Me pareció que lo que decía era cierto, aunque, si se me permite aventurar lo que pensaba yo además, me parecía muy de lamentar que la educación de Richard no hubiera contrarrestado esas influencias, ni guiado su carácter. Había pasado ocho años en una escuela pública y según entendía yo, había aprendido a hacer diversos tipos de versos en latín de la forma más admirable. Pero, que yo supiera, nadie se había molestado en averiguar cuál era su verdadera vocación, ni cuáles eran sus puntos débiles, ni de adaptarle a él ningún tipo de conocimiento. Lo había adaptado a él a esos versos, y él había aprendido el arte de hacerlos con tal perfección que de haberse quedado en la escuela hasta cumplir la mayoría de edad, supongo que hubiera podido seguir haciéndolos una vez tras otra, salvo que hubiera ampliado su educación olvidando cómo se hacían. Pero, aunque me parecía que sin duda eran muy hermosos, y muy educativos, y muy suficientes para montones de cosas en la vida, y algo que recordar a todo lo largo de la vida, sí que dudaba de que a Richard no le hubiera convenido también que alguien lo estudiara a él un poco, en lugar de que él estudiara tanto aquellos versos en latín.

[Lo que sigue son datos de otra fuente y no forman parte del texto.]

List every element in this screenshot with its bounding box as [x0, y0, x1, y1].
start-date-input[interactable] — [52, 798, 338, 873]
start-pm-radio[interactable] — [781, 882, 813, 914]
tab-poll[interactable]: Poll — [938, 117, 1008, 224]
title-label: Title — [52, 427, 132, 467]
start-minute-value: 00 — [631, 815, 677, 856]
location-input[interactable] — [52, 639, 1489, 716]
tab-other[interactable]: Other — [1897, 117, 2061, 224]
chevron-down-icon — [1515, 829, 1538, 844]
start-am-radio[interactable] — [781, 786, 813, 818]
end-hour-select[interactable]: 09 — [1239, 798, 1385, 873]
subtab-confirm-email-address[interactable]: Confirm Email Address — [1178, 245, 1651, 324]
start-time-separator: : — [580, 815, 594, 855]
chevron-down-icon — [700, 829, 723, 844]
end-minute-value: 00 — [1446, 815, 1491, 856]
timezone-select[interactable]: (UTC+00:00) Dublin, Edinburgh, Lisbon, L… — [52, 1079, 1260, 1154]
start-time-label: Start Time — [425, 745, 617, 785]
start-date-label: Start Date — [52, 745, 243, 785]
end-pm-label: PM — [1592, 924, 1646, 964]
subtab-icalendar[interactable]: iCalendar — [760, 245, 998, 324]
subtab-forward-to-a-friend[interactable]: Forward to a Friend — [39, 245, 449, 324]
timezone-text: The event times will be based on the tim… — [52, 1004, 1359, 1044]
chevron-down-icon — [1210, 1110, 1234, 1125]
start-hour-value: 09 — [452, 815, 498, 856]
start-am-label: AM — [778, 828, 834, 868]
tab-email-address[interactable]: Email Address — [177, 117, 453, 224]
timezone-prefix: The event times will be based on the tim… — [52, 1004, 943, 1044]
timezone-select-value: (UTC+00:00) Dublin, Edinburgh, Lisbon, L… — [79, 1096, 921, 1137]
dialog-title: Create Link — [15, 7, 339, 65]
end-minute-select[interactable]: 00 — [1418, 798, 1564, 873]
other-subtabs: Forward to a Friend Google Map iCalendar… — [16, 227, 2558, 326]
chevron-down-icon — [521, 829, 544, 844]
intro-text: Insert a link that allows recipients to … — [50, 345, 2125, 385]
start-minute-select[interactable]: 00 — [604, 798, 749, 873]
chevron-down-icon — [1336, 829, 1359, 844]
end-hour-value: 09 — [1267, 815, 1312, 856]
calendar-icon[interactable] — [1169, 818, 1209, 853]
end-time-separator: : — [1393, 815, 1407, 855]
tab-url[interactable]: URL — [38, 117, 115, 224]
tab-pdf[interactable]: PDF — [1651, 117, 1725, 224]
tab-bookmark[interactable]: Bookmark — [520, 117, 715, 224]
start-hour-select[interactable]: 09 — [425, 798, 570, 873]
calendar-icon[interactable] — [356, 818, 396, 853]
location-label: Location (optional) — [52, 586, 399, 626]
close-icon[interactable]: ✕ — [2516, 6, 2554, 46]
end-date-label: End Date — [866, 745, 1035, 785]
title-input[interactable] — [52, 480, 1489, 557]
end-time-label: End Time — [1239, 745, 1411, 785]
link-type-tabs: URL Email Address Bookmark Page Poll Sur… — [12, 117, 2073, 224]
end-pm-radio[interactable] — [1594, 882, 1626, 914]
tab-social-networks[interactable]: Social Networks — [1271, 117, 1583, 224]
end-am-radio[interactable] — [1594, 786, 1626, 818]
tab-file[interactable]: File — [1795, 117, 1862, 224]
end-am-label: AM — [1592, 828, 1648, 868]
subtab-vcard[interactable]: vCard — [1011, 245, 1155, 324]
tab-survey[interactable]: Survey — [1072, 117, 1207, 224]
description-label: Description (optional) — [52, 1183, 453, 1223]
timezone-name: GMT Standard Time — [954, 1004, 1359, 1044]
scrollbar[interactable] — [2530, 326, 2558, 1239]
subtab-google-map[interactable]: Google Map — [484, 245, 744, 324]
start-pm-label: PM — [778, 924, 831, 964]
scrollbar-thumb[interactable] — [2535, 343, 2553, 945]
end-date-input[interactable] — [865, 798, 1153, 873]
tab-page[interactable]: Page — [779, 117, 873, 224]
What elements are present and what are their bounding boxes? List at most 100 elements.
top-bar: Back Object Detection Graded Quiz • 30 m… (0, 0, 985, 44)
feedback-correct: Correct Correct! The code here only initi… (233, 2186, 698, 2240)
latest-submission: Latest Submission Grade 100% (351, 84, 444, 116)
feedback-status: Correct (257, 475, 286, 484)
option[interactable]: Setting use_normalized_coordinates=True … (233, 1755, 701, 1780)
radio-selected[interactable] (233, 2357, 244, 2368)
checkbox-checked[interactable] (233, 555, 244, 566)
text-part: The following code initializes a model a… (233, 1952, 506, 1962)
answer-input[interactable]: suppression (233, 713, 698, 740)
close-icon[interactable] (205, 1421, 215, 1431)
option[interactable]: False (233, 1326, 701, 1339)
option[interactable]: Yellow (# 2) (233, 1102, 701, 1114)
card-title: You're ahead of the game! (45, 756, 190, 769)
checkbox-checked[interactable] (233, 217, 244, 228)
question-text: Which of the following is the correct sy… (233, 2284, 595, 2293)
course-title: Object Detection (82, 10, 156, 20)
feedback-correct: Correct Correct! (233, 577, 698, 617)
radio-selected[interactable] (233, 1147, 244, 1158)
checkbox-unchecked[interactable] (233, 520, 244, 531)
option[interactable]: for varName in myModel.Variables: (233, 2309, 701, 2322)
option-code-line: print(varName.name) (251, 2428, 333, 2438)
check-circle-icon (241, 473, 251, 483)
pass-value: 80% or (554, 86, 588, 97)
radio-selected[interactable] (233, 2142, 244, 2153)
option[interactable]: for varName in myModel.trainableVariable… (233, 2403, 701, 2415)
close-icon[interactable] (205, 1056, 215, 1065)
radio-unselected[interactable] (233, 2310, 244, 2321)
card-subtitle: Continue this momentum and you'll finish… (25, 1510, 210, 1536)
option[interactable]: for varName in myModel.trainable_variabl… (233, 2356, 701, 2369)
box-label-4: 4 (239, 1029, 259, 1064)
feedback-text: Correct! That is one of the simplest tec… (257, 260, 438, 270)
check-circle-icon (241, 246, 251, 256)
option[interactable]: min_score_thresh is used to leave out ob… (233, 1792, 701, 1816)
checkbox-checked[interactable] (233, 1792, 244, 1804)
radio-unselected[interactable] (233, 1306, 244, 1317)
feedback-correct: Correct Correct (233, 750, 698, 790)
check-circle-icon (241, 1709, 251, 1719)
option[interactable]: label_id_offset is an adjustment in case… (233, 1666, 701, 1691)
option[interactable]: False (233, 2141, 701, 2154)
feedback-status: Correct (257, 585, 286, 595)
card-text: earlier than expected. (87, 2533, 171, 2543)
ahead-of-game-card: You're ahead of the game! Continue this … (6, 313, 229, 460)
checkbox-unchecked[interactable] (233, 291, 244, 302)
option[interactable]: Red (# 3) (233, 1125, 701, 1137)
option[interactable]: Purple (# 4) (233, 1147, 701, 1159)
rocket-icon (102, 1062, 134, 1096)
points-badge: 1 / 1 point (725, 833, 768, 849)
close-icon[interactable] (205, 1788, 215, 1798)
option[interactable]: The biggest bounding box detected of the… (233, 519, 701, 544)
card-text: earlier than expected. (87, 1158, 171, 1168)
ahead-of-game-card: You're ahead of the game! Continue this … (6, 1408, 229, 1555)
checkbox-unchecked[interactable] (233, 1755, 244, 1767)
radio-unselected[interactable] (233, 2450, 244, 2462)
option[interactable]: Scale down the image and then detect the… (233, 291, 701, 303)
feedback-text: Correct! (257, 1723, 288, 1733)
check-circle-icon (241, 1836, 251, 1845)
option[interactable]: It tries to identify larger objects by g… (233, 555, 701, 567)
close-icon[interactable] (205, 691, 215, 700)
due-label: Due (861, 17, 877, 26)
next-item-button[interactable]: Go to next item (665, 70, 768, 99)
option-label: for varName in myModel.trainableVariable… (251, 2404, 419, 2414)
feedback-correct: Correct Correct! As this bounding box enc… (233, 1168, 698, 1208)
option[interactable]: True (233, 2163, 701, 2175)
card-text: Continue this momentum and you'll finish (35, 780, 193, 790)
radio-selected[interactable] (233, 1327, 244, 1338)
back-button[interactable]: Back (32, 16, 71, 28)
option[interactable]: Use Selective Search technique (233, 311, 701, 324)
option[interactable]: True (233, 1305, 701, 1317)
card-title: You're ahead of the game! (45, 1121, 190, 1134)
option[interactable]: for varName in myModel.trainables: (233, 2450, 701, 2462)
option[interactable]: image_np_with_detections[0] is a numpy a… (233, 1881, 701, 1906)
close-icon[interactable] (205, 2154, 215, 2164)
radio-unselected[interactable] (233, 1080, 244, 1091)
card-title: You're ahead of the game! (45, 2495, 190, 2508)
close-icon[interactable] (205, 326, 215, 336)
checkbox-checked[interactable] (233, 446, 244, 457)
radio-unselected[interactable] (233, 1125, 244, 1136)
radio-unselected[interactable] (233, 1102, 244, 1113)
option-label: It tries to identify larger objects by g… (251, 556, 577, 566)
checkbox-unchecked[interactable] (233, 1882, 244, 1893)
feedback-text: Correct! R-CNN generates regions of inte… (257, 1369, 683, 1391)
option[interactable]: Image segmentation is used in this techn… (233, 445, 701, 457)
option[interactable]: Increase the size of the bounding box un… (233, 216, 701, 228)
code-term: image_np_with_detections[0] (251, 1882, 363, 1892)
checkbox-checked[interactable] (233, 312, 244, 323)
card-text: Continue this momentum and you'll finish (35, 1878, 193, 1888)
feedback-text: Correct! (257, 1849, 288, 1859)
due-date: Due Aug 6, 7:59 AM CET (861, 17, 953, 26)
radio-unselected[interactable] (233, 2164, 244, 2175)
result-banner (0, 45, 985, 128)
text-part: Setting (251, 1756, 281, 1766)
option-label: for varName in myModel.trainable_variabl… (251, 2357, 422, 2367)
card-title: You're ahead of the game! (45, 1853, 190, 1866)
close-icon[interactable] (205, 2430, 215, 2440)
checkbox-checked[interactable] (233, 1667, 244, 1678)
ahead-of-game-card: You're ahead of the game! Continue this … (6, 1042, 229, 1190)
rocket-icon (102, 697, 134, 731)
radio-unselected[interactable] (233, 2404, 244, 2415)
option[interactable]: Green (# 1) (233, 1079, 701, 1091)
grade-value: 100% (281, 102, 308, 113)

Claro que yo no sabía nada del tema, y ni siquiera ahora sé si los jóvenes caballeros de la Roma o la Grecia clásicas tenían que hacer tantos versos, ni si los jóvenes caballeros de cualquier otro país jamás hacían tantos versos así.
—No tengo la menor idea —decía Richard, pensativo— de lo que voy a hacer. Salvo que estoy seguro de que no quiero dedicarme a la Iglesia, en el resto estoy indeciso.
—¿No se te ocurre la misma carrera que a Kenge? —sugirió el señor Jarndyce.
—¡No sé, señor! —replicó Richard—. Me gusta navegar. Y no cabe duda de que los abogados se meten en aguas muy turbias. ¡Es una profesión interesantísima!
—La medicina… —sugirió el señor Jarndyce.
—¡Exactamente, señor! —exclamó Richard.
Yo creo que hasta aquel momento ni siquiera había pensado en eso.
—¡Exactamente, señor! —repitió Richard con el mayor entusiasmo—. ¡Ya lo tenemos, miembro del Real Colegio de Médicos!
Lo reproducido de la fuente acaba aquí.